Right at the beginning of the Templar story, nine knights gathered to found a new order of warriors who would take monastic vows. One of them was a man called André de Montbard. So, what do we know about him?
Well, he was the uncle of a very influential religious figure called Bernard of Clairvaux – later to be made a saint. Bernard was a really unusual individual. He was constantly plagued by illness including what appear to have been severe migraine attacks and high blood pressure. But far from adopting a healthy regime, Bernard tortured his own body with punishing routines of fasting, sleep deprivation and intense prayer. The sort of thing that impressed people in the Middle Ages!
André de Montbard and Bernard of Clairvaux
Bernard had joined an order of monks called the Cistercians who wanted to bring back some discipline and modesty to medieval monasticism. He hated twiddly ornamentation in churches and illuminated bibles and believed monks should eat very plain food. So not much fun to be holed up in a monastery with Bernard – unless you shared his point of view.
Crucially, he also believed that killing in the name of Christ was OK. You weren’t committing homicide – killing a human in other words – you were killing evil. And that was just fine. So when Bernard got a visit from his uncle André de Montbard in 1126, who wanted to tell him all about the new order of Templars, it was a marvellous meeting of minds. Bernard didn’t need much convincing to swing his support behind his uncle’s friends.
Uncle and nephew wrote to each other over the years exchanging very touching thoughts. Uncle André was busy with the Second Crusade in the Holy Land while Bernard made rousing speeches to huge throngs of peasants urging them to go and fight. The future saint also found time to write the rule book for the Templars and promote the order to the pope as a jolly good idea.
The dying Bernard writes to André de Montbard
Towards the end of his life, a chronically sick Bernard begged André to come and see him again. Though he also acknowledged that the crusades were in trouble and needed André’s undivided attention:
…I wish even more strongly to see you. I find the same wish in your letters, but also your fears for the land that Our Lord honoured with His presence and consecrated with His blood…
Bernard began to realise he might never see his uncle again and their conversations would have to continue beyond the grave.
But let us mount above the sun, and may our conversation continue in the heavens. There, my Andre, will be the fruits of your labours, and there your reward…
The two never met again. André de Montbard had his work cut out as Muslim armies put huge pressure on the Christian kingdoms in the Middle East. This took its toll on the Templar Grand Masters. Everard des Barres, third master of the Templars, resigned and went to join Bernard as a monk in his abbey.
Des Barres had already been absent from the Holy Land for a while and this clearly annoyed André de Montbard. He was effectively his second in command as Seneschal and wrote a rather testy letter to his boss asking him to come back and show some leadership:
Never has your presence been more necessary to your brothers. And however Providence may dispose of us, do not hesitate to start your journey back.
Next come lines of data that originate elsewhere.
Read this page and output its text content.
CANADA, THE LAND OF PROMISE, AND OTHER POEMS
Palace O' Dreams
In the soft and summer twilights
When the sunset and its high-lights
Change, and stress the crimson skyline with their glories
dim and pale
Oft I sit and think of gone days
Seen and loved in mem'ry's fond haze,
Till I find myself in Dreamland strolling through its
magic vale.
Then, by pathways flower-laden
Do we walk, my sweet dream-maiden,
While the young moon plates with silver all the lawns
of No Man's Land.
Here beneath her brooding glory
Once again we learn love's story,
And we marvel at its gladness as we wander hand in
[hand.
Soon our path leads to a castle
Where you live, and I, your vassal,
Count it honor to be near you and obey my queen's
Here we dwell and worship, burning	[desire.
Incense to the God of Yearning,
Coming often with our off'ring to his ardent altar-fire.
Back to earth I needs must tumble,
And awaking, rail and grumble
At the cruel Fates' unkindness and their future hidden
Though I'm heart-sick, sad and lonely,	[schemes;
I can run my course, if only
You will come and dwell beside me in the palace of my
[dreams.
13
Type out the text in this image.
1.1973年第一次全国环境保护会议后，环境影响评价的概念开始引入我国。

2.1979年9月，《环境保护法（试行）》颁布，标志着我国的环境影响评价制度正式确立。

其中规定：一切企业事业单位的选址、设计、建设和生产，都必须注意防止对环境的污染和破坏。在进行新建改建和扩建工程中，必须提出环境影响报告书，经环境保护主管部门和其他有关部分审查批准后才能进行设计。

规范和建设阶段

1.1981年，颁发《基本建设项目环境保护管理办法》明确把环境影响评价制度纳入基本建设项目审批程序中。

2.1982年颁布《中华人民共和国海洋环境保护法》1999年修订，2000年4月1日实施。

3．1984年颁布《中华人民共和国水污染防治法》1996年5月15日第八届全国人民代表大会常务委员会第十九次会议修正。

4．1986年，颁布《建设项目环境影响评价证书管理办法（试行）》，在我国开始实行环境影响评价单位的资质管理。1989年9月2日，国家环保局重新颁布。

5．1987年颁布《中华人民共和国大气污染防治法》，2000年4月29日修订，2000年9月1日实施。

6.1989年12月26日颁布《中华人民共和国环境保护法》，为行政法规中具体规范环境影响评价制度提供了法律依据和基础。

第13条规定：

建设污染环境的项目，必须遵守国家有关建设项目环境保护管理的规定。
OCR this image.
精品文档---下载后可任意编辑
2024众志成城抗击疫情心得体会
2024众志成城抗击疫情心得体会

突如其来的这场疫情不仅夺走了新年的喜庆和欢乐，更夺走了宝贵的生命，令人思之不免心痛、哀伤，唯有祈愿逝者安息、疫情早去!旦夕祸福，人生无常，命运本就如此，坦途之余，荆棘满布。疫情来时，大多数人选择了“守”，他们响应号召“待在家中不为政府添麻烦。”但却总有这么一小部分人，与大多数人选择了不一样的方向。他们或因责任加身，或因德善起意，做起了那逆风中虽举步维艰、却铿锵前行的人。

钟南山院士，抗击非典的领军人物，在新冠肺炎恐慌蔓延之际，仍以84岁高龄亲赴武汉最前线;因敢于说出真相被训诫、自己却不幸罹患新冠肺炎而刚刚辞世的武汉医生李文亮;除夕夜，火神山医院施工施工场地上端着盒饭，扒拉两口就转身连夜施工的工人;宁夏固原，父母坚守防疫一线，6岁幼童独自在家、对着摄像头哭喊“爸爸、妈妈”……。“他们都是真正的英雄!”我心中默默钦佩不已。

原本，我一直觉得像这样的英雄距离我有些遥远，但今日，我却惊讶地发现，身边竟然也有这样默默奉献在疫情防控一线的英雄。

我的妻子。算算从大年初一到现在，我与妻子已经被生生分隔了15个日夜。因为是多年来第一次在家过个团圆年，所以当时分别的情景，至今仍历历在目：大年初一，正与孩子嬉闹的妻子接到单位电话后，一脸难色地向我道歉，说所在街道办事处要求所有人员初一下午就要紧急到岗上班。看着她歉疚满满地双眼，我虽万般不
But Des Barres decided he’d had his fill of dangerous battles in far off lands. Instead, he tonsured his head, put on a plain monks’ habit and went off to pray with Bernard for the rest of his life. The Templars then elected Bernard de Tremelay as Grand Master number four.
But De Tremelay was killed during the siege of Ascalon – controlled by Egyptian forces. A breach in the wall of the city was created and Bernard unwisely rushed in with a band of Templars. This act reflected the first in/last out mentality of the Knights Templar – depicted as courage by their supporters and vainglorious rashness by their detractors. All of these Templars were cut to pieces and their bodies displayed, hanging headless from the walls.
André found himself elected the fifth Grand Master. Unfortunately, he didn’t have long to enjoy his time in that position. Less than three years later he passed away in Jerusalem – the last of the original nine knights who had founded the Knights Templar.